冷たい水が顔にあたって一気に目が覚めた。
『冷たい』
洗面所から出てまた部屋に戻る。
制服に着替えて鏡の前に立つ。
今は、夏。
蝉の声がうるさいぐらいだ。
それでも、そんなことは知らない。
どうでもいい。
僕には関係のないことだ。
目を瞑って深呼吸をする。
ゆっくりと目を開けて鏡に写っている自分の顔を見つめる。
お母さんよりもお父さんに似た僕の顔。
お母さんに似ているところってどこだっけ?
僕の記憶からゆっくりと、でも、確かに
「お母さん」という存在が消えて
行っているのだ。
お母さんの好きな食べ物や仕草、笑顔でさえ
最近は思い出せない。
思い出せないのか、
思い出そうとしていないのか、
僕にはわからない。
お母さんは、僕にとってどんな存在なのか。
お母さんが居なくなれば、
僕が死ぬわけではない。
どうやら「必要」ではないようだ。
大切な存在??
でも僕は、お母さんがなくなった時
泣かなかった。
なんなら、お父さんの方が辛そうだった。
僕にとって、お父さんにとって、お母さんとは
どんな存在だったのだろう。
ふと時計をみると学校に行かなければならない時間になった。
【ピーンポーン ピーンポーン】
家のインターホンがなった。
机の上に置いてあった鞄を持って一階に
降りた。
玄関に置かれているお母さんの写真に
『行ってきます』
と、一言いい家を出た。
ドアを開けるといつもの光景。
青空、太陽、海、山、
そして、逞真(たくま)。
逞真は幼馴染って奴でとても仲がいい。
昔からよく一緒にサッカーをしていた。
僕と逞真は部活はサッカー部に入った。
強豪校で1年生2人、レギュラーになって
一年、二年と全国一位になった。
今は3年生。
逞真はまだサッカーしてるみたいだけど
僕はもうやめた。
まぁ、そんなもんで、僕はやめたんだけど
逞真とは仲良くて毎日一緒に学校に
行っている。
『おはよう』
逞『おはよ!』
僕とは真反対な逞真は明るい声でいつも
言ってくる。
逞『朝ごはんは食べた?』
『食べてないけど』
逞『ほれ、』
『ありがと』
食べてないと言うと逞真がいつも
パンをくれる。
パンを食べながら学校に向かって歩いた。
しばらく歩いて学校に着くと、逞真は朝練が
あるから、と、部活に行った。
逞真に合わせて行っているから部活を辞めた僕は教室に一人で向かう。
3-2。
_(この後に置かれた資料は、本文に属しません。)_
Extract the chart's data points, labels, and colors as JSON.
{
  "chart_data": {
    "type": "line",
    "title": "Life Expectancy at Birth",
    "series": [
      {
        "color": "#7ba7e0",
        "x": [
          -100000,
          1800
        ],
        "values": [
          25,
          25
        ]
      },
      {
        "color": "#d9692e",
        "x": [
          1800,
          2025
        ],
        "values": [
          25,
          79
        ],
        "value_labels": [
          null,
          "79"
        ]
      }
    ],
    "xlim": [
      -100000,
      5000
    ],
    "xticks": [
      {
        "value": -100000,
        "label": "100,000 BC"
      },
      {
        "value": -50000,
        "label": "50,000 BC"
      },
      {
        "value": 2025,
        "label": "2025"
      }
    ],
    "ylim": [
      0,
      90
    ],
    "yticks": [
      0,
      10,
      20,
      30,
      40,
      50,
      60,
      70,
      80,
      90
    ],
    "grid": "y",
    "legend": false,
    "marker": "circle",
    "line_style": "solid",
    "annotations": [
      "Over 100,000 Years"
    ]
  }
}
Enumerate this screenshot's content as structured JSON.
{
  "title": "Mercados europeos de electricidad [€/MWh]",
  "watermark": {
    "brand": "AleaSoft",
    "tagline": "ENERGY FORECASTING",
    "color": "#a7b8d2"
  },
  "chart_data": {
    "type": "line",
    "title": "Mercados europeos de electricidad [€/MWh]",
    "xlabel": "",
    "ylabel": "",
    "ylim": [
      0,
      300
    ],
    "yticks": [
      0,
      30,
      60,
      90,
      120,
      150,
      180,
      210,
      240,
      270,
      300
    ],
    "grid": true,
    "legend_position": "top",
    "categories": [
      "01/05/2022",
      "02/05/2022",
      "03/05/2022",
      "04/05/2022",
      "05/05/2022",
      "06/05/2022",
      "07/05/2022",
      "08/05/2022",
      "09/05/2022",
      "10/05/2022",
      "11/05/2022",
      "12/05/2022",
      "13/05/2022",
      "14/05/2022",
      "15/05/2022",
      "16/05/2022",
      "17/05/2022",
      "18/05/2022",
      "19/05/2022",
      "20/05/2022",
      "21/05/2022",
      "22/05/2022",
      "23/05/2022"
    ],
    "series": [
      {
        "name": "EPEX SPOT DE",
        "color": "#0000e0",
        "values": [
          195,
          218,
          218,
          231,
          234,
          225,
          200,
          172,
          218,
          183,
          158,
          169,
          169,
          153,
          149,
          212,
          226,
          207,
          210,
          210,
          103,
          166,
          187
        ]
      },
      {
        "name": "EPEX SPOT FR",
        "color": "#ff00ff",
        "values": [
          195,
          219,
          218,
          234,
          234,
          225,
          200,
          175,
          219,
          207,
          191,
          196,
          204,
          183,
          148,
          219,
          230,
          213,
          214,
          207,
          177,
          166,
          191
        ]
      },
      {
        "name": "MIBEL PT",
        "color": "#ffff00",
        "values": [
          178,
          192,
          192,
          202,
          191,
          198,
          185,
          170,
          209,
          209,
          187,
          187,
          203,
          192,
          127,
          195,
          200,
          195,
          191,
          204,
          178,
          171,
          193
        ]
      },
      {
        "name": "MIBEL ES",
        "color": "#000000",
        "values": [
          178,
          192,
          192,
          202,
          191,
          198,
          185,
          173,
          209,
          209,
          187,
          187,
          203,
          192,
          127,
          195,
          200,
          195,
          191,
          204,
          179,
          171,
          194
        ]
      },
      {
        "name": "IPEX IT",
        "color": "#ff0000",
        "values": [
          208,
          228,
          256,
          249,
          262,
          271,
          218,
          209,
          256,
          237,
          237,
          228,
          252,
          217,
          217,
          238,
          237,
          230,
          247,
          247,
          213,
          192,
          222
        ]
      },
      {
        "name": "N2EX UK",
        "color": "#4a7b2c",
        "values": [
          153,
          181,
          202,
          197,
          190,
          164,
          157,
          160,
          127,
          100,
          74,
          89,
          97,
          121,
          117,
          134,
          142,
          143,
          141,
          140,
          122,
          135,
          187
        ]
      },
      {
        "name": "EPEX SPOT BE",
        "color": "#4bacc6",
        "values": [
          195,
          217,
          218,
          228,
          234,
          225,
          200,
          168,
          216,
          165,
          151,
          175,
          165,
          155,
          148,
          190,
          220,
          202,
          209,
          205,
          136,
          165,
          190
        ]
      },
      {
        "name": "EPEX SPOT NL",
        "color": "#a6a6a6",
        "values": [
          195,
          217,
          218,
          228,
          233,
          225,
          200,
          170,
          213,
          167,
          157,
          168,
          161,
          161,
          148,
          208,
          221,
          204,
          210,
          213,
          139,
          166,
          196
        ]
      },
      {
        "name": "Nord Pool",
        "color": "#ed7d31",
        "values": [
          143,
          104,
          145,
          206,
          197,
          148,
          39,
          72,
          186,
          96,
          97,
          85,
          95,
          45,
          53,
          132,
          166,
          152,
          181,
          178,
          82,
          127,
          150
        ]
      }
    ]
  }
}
僕は窓側の席の1番後ろ。
鞄から一冊本を出して開く。
この時間は僕にとって必要だ。
毎日のルーティン。
1人でゆっくりとした時間。
この時は本に集中できる。
30分ほどすると、たくさんの人が教室に来た
本を閉じて鞄に入れる。
教室をでて保健室に行く。
教室から保健室までの廊下ではしゃいでいる
男子がうるさい、、、
やめろ、やめろだまれ、
早足になる。
【ドンっ】
『はぁ?』
低い声が思わずでた。
男子『やべっ、』
男子『あやまってこいよ』
男子『お前が行けよ』
話し声がする方に目を向ける。
3人の男子生徒がいた。
おそらく、鞄を振り回していて、
手から離れて僕の頭に当たったのだろう。